CAMHS has taught me a lot, and I truly appreciate that

Well, unusually, I can come out of my CAMHS session today saying I have learnt something. In fact, I have learnt several important things and had my mind opened to a host of new ideas. They’ve kept me thinking busily for the last hour or so, since I curtailed my session by being monosyllabic and generally uncooperative, but seriously. Seriously now. I’m genuinely amazed. This is what I have learnt:

Teenagers have mood swings.

Teenagers – hell, everyone! – have fights with their friends.

People in general have fluctuating self-esteem, depending on the situation in which they find themselves.

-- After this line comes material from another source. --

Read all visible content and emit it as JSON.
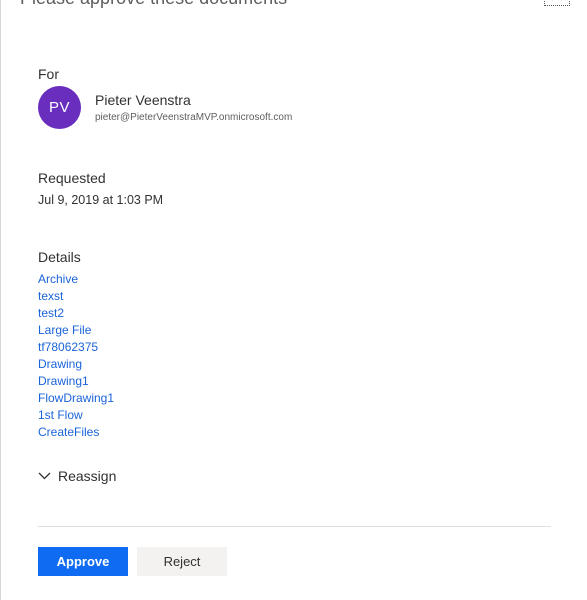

I need to face it, and I’ve got to ‘fess up to you: although I’m a pretty bright bunny, none of these concepts are ever ones I’ve caught my mind grappling with before. None of these ideas have ever been seen socialising with my other thoughts (on the infrequent occasions on which I have them, and then always unoriginal) in the barren wasteland of my brain. It’s a sensation comparable to liberation – this is the dawning of my own personal Aquarius. The Robinson Renaissance. The Immature Illuminatus.

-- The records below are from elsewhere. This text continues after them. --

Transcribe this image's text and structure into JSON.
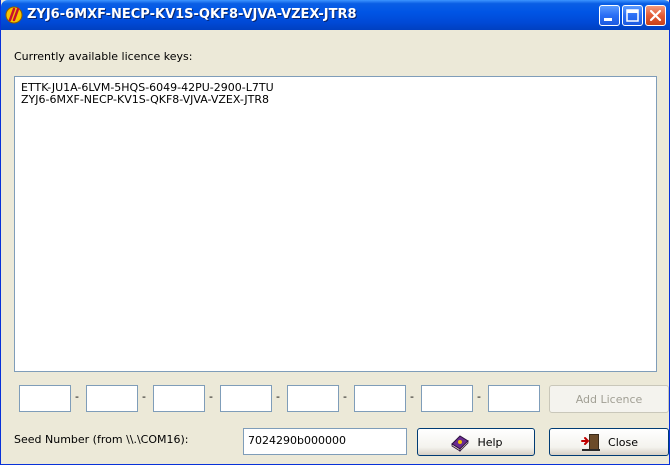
{
  "window": {
    "title": "ZYJ6-6MXF-NECP-KV1S-QKF8-VJVA-VZEX-JTR8",
    "icon": "app-logo-icon",
    "controls": {
      "minimize": "minimize-icon",
      "maximize": "maximize-icon",
      "close": "close-icon"
    }
  },
  "keys": {
    "label": "Currently available licence keys:",
    "items": [
      "ETTK-JU1A-6LVM-5HQS-6049-42PU-2900-L7TU",
      "ZYJ6-6MXF-NECP-KV1S-QKF8-VJVA-VZEX-JTR8"
    ]
  },
  "entry": {
    "segment_values": [
      "",
      "",
      "",
      "",
      "",
      "",
      "",
      ""
    ],
    "separator": "-",
    "add_label": "Add Licence"
  },
  "seed": {
    "label": "Seed Number (from \\\\.\\COM16):",
    "value": "7024290b000000"
  },
  "buttons": {
    "help": {
      "label": "Help",
      "icon": "help-book-icon"
    },
    "close": {
      "label": "Close",
      "icon": "close-door-icon"
    }
  },
  "colors": {
    "titlebar": "#0055e5",
    "window_bg": "#ece9d8",
    "input_border": "#7f9db9",
    "close_button": "#e35b35"
  }
}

All right, Suzy; enough already.

So anyway, the EI woman spent a year or three explaining to me just what CBT is, while the CBT woman herself sat in the corner looking cowed. Strangely enough, Cognitive Behavioural Therapy turns out to be a form of therapy based around behaviour and cognitive processes. This is also something I have never realised previous to today.

Then the above points were explained to me, those ones about being a teenager.

I got a fit of the giggles when the EI woman made ‘thinking faces’, which were basically her squinting and pushing out her lips to let me know she was taking me seriously. I quashed them because the CBT woman started writing something, and then I stared at her for a while till she stopped.

I decided before I went in that I would somehow find a sweet and tactful way of saying ‘I hate you and I think that maybe someone else might be better for me’, but when the time came, words failed me. Instead, I said this:

“I don’t believe thes es emotionally healthy for me…”

“I come out of here feelin worse than when I go en and that’s surely not the best of worlds to be en…”

“I hate…” thinks, ”the way…” thinks, “people here…” thinks, ”talk. A lot. Completely. Always. How you talk. Not that you talk. Uh…”

And the upshot of it is, I’m out of the system. I don’t feel remorse for screwing with my friends, and as the CBT woman told me last time I was there, don’t try to fix wot ain’t even broke. There’s no point their wasting time on a kid who doesn’t care, so that’s it. I’ll get a phone call in September to make sure I’m not psychotic, which will probably go something like this:

“Hello, Susan!”

“Suzanne.”

“Hello, Suzanne! So how are you?”

“Fine.”

“Yes. Well, that’s good. How’s school?”

“I only bin back a day yet.”

“Oh, OK. Right, yeah. And how’s that day been?”

“Fine.”

“Hmm, yeah. How are… those girls? In your class? The ones you don’t like?”

“They’ve changed school for sexth form, ent they.”

“Hmm. How do you feel about that?”

“Fine.”

“Yeah, OK. Is there anything you’d like to talk ab- ?”

“No.” Cue dial tone.

And thus will conclude my short, sweet (well, about as sweet as lemons) relationship with the Children and Adolescent Mental Health Services. Least, till it turns out that that pesky old family tendency towards a slight manic depressiveness is stewing away in my brain somewhere, and I end up right back where I started but significantly less optimistic about the whole deal. I don’t understand how women like that could ever help anyone. The word ‘psychosis’ was mentioned once in forty minutes (should have been sixty but I’m a right chatty little bugger in CAMHS). The rest of the time, it was ‘those experiences’ or ‘voices’ or ‘that stuff you mentioned before’. I’m a tough little cookie, OK? I can deal with the word.

However, I cannot deal with being patronised. And today I have been patronised.

I consider myself well out of the system; so well out I ran home barefoot and while I didn’t remove any more toes, I did shred the soles of my feet. Ah, well. A heel for a heel.

One Response

  1. Congrats on getting out of the system- how do you do it? I have been trying the lie, lie and lie method but its not working and hasnt for the last year and a half. They must think of you as a genius to give a description of CBT, only geniuses can read the name on the can or whatever that saying is. I like your mentaly healthy line, I know what you mean you either end your meeting by overthinking things or feeling so crap that you could easily walk in front of oncoming trafic. Your poor feet, I hope it wasnt too far to walk or your feet weel really be riped up.In celebration of your discharge I shall now have a nutella pancake (ok I was going to have one anyway but hey) Hope you have a good holiday. Hannah X

    Suzy: ah… you have to lie convincingly. :P And I am in fact a genius; it is a well-known fact.

    You’re getting the Chouettey habit of making me snort unflatteringly on keyboards, what with lines like that Nutella one. I hope you’re happy about that!